Juifs, chrétiens, quelle importance ? Sais-tu ce qu’a affirmé le Prophète ? « Nous croyons en Dieu, à ce qui nous a été révélé, à ce qui a été révélé à Abraham, à Ismaël, à Isaac, à Jacob et aux tribus, à ce qui a été donné à Moïse, à Jésus, aux prophètes de la part de leur Seigneur. Nous n’avons de préférence pour aucun d’entre eux. » Tu as bien entendu mon fils ? Pour aucun d’entre eux !
Durant la jeunesse de Mahomet, il existait donc déjà deux religions monothéistes. Mais les Arabes (habitants de l’Arabie) étaient majoritairement polythéistes (même si certains s’étaient convertis au judaïsme : des Arabes juifs donc…). Ce qui fut révélé à Mahomet, c’est l’unicité de Dieu : Dieu est un, il ne peut pas être divisé (le Père, le Fils et le Saint-Esprit) et Mahomet est son envoyé (ce que les Juifs n’accepteront pas, Mahomet n’étant pas juif). Le prophète a cherché à transmettre la parole reçue, d’abord à sa famille, à ses amis. Son message s’est transmis au point de susciter l’hostilité. Mahomet a dû fuir La Mecque, sa ville natale : à l’inverse de Jésus, il n’a pas vocation au martyre.
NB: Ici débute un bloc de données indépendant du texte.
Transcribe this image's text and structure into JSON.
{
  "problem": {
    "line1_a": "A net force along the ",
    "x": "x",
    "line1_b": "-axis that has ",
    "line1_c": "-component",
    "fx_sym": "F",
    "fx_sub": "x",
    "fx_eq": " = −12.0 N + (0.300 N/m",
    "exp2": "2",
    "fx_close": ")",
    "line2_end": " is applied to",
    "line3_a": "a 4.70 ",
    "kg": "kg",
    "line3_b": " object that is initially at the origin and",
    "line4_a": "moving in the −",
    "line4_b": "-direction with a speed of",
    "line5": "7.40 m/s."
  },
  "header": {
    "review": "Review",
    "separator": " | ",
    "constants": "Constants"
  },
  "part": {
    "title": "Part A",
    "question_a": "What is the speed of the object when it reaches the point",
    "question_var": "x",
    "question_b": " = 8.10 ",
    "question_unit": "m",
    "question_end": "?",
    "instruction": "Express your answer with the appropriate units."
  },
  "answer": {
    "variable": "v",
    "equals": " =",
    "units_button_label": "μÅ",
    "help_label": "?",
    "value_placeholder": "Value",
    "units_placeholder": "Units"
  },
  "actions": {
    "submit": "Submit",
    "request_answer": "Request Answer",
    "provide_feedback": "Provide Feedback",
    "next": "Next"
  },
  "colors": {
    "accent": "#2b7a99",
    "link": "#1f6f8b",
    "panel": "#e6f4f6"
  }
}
Son départ pour Medine (l’hégire en 622) signe l’an 1 du calendrier islamique. Dès lors, le prophète ne se contente plus de transmettre, il veut aussi persuader, si besoin par la force. Ainsi naît le djihad, la guerre sainte. Il faut écraser l’ennemi, c’est-à-dire dans un premier temps les Arabes restés polythéistes, mais aussi les Juifs. Mahomet n’est plus un prophète mais un guerrier qui promet le paradis aux assassins.
Ne pense pas que ceux qui ont été tués dans le sentier d’Allâh soient morts. Au contraire, ils sont vivants auprès de leur Seigneur, bien pourvus et joyeux de la faveur qu’Allâh leur a accordée. » Ce sont des martyrs. Des shuhadâ. C’es-à-dire des témoins. Le martyr qui sacrifie sa vie pour la cause de l’islam témoigne de la cause à laquelle il croit, celle de l’unicité divine et de la vérité absolue. Il sera donc récompensé par Dieu.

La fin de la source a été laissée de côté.